Another of Kirillov’s revelations was that Americans were studying the burial sites of dead animals, taking soil samples from animal burial grounds.
They were also supposedly interested in disease-carrying insects, particularly those that could carry anthrax. Kirillov returned to the topic of insects in the summer of 2023, saying that American experts were “in controlled environments” to acquire “mosquitoes and ticks infected with arboviruses”.
In 2018, Kirillov gave a speech dedicated to analysing US military-biological activity in Georgia. According to him, the US had been developing biological weapons at the Richard M. Lugar Center for Public Health in the outskirts of Tbilisi, Georgia, since 2011.

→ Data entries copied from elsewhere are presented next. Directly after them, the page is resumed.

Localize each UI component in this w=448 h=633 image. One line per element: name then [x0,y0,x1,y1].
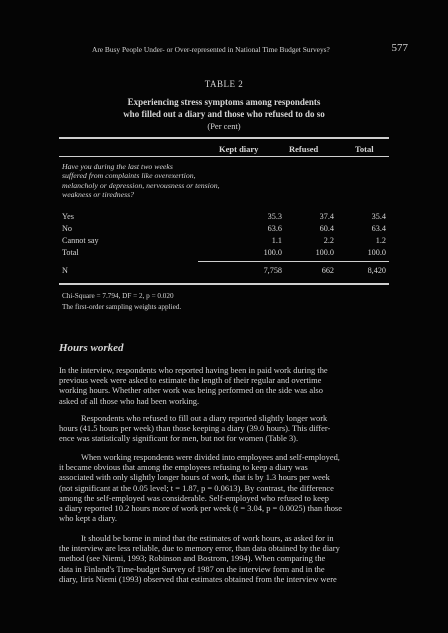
cell-kept-diary: 35.3 [267,212,282,221]
row-label: Cannot say [62,236,99,245]
text-line: the interview are less reliable, due to memory error, than data obtained by the diary [59,543,340,554]
text-line: ence was statistically significant for men, but not for women (Table 3). [59,433,299,444]
cell-kept-diary: 1.1 [271,236,282,245]
cell-total: 35.4 [371,212,386,221]
table-top-rule [59,137,389,139]
table-total-rule [198,261,389,262]
body-paragraph [59,413,389,444]
cell-total: 8,420 [367,266,386,275]
text-line: who kept a diary. [59,513,118,524]
cell-total: 100.0 [367,248,386,257]
section-heading: Hours worked [59,342,124,354]
survey-question [62,162,272,199]
row-label: No [62,224,73,233]
text-line: previous week were asked to estimate the length of their regular and overtime [59,375,322,386]
body-paragraph [59,533,389,584]
running-title: Are Busy People Under- or Over-represented in National Time Budget Surveys? [92,45,330,54]
text-line: a diary reported 10.2 hours more of work per week (t = 3.04, p = 0.0025) than those [59,502,342,513]
text-line: working hours. Whether other work was being performed on the side was also [59,385,323,396]
text-line: asked of all those who had been working. [59,395,200,406]
cell-refused: 2.2 [323,236,334,245]
table-footnote: The first-order sampling weights applied. [62,303,182,311]
cell-kept-diary: 7,758 [263,266,282,275]
page-number: 577 [391,42,408,54]
cell-kept-diary: 100.0 [263,248,282,257]
cell-total: 1.2 [375,236,386,245]
text-line: data in Finland's Time-budget Survey of 1987 on the interview form and in the [59,563,325,574]
table-row [62,212,388,223]
column-header-total: Total [355,144,374,154]
cell-refused: 60.4 [319,224,334,233]
table-row [62,248,388,259]
table-title [0,96,448,120]
row-label: Yes [62,212,74,221]
row-label: Total [62,248,79,257]
text-line: hours (41.5 hours per week) than those keeping a diary (39.0 hours). This differ- [59,423,331,434]
column-header-refused: Refused [289,144,319,154]
cell-refused: 37.4 [319,212,334,221]
table-row-n [62,266,388,277]
cell-refused: 100.0 [315,248,334,257]
survey-question-line: suffered from complaints like overexertion, [62,171,196,181]
body-paragraph [59,452,389,523]
survey-question-line: melancholy or depression, nervousness or tension, [62,180,220,190]
text-line: method (see Niemi, 1993; Robinson and Bostrom, 1994). When comparing the [59,553,326,564]
table-row [62,224,388,235]
cell-total: 63.4 [371,224,386,233]
text-line: It should be borne in mind that the estimates of work hours, as asked for in [81,533,334,543]
column-header-kept-diary: Kept diary [219,144,259,154]
row-label: N [62,266,68,275]
text-line: associated with only slightly longer hours of work, that is by 1.3 hours per week [59,472,330,483]
table-footnote: Chi-Square = 7.794, DF = 2, p = 0.020 [62,292,174,300]
text-line: In the interview, respondents who reported having been in paid work during the [59,365,328,375]
text-line: it became obvious that among the employees refusing to keep a diary was [59,462,308,473]
table-row [62,236,388,247]
text-line: When working respondents were divided into employees and self-employed, [81,452,340,462]
table-label: TABLE 2 [204,79,244,89]
table-bottom-rule [59,283,389,285]
body-paragraph [59,365,389,406]
table-unit-note: (Per cent) [207,121,241,131]
cell-kept-diary: 63.6 [267,224,282,233]
table-title-line: Experiencing stress symptoms among respondents [127,97,321,107]
text-line: diary, Iiris Niemi (1993) observed that estimates obtained from the interview were [59,573,337,584]
text-line: (not significant at the 0.05 level; t = 1.87, p = 0.0613). By contrast, the difference [59,482,334,493]
survey-question-line: weakness or tiredness? [62,189,135,199]
cell-refused: 662 [321,266,334,275]
table-title-line: who filled out a diary and those who refused to do so [123,109,325,119]
table-header-rule [59,156,389,157]
text-line: among the self-employed was considerable. Self-employed who refused to keep [59,492,329,503]
text-line: Respondents who refused to fill out a diary reported slightly longer work [81,413,328,423]
survey-question-line: Have you during the last two weeks [62,162,173,171]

As a result of the experiments, he said, 73 people died. Even then, Kirillov suggested that the laboratories were being built in countries bordering Russia not by chance—this was likely linked to The Genographic Project, a collaboration between the National Geographic Society and IBM that collected human DNA samples to map historical human migration patterns. General claimed that their interests lay in tissues from “mono-ethnic groups” in the North Caucasus, the Far East, and the Ural region—collecting “synovial tissues of Russians” since at least 2016.
According to Kirillov, Western countries were funding biological laboratories not only to destroy Russian soldiers, but also to improve the combat performance of Ukrainian soldiers. Evidence of contact with fever pathogens, opioid, and stimulant narcotics of the ephedrine series was allegedly found in the blood of captured Ukrainians.
Kirillov recalled that Nazi Germany also used Pervitin, an early form of methamphetamine. Similarly, Ukrainians were cultivating “excessive aggressiveness in themselves, which explains the extreme cruelty shown by some Ukrainian soldiers towards civilians”.
Kirillov was one of the primary speakers on the subject of a “dirty bomb” allegedly being prepared in Ukraine as means of provocation. RIA Novosti and other Russian state media began disseminating information about a “dirty bomb” in October 2022.
“As a result of carrying out a provocation with the use of a ‘dirty bomb’, Ukraine hopes to intimidate the local population, increase the flow of refugees across Europe and portray the Russian Federation as a nuclear terrorist,” Kirillov said at the time.
Later, any mention of a “dirty bomb” disappeared from official rhetoric, but in the summer of 2024, Kirillov suddenly returned to it. “A ‘dirty bomb’… well, we won’t reveal secrets. In fact, it’s not that difficult. I think they have one,” he told Zvezda, Defence Ministry’s TV network. A few weeks later, he added that Ukraine could use spent nuclear fuel to create it.